I have some questions regarding our '87 Westy. I'm about to be replacing a ball joint that's failed - which I've done that before on another van and it wasn't too bad. I've ordered the parts and it made me start thinking of what else might help the soft-ish front end. Van drives well aside from the bad ball joint and a bit more roll than I'd like while cornering. Tires are good, shocks are Bilstein HD all the way around and the rear has been evened out with .75" spacers

A friend mentioned that he had some moog 5668 springs that he got and never installed. They are cheap ($50-ish) and stiffer than stock. I didn't find much in the vanagon archives, but thesamba has a number of threads and there are a few mentions of the 5660's and 5658's. http://www.thesamba.com/vw/forum/viewtopic.php?t=321336&start=40

It seems like it would lift it a little. Not a huge deal. Springs look stiffer which is certainly some of what I want. Unfortunately I would say that I know little to zero about what makes a van ride and drive well.
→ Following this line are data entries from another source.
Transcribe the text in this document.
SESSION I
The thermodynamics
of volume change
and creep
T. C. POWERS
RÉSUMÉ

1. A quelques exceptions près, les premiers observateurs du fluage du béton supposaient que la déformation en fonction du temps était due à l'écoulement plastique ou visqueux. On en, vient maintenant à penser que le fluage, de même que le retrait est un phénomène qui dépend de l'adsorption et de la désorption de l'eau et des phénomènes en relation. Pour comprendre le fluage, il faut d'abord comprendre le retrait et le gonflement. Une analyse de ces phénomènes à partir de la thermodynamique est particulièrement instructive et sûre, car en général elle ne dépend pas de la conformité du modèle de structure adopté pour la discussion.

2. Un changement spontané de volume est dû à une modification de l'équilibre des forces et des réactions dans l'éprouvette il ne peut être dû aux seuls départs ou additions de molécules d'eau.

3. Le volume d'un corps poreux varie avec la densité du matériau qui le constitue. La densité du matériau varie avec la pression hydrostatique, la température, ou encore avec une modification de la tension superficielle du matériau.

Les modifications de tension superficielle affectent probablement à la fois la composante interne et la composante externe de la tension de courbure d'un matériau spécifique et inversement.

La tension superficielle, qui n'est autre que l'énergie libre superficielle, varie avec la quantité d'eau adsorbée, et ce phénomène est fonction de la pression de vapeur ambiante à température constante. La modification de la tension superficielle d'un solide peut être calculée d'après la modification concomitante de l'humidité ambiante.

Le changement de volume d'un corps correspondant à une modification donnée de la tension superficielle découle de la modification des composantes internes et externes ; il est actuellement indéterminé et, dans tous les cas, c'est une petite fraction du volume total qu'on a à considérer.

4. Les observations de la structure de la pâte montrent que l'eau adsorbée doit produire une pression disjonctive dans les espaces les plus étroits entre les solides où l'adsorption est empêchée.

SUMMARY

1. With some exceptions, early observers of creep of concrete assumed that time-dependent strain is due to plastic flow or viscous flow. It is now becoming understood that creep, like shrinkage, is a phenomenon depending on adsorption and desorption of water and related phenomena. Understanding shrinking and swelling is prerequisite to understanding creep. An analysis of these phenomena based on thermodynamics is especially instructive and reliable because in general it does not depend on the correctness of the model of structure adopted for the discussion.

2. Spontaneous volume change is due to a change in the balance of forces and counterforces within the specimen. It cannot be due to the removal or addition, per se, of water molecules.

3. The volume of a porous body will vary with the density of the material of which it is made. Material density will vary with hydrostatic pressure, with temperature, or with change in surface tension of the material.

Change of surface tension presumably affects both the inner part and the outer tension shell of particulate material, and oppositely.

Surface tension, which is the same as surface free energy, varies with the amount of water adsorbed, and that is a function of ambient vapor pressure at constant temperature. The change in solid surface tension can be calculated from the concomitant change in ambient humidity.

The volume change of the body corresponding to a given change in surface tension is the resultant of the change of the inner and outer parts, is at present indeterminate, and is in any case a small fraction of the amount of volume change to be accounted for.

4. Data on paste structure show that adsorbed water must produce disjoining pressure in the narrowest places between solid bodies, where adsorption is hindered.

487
My questions would be: What does replacing the springs entail? Special tools/beer/friends/or??? Would this be made easier during a ball joint replacement? If major disassembly is required, are there other parts that should/could be replaced? Any ideas on what a shop would charge? Is this something that might be easier if they do it?

Most importantly... Would something like this potentially be a functional improvement in that it stiffens up the front end without having large drawbacks for round town/highway driving? Or, would this be the wrong approach?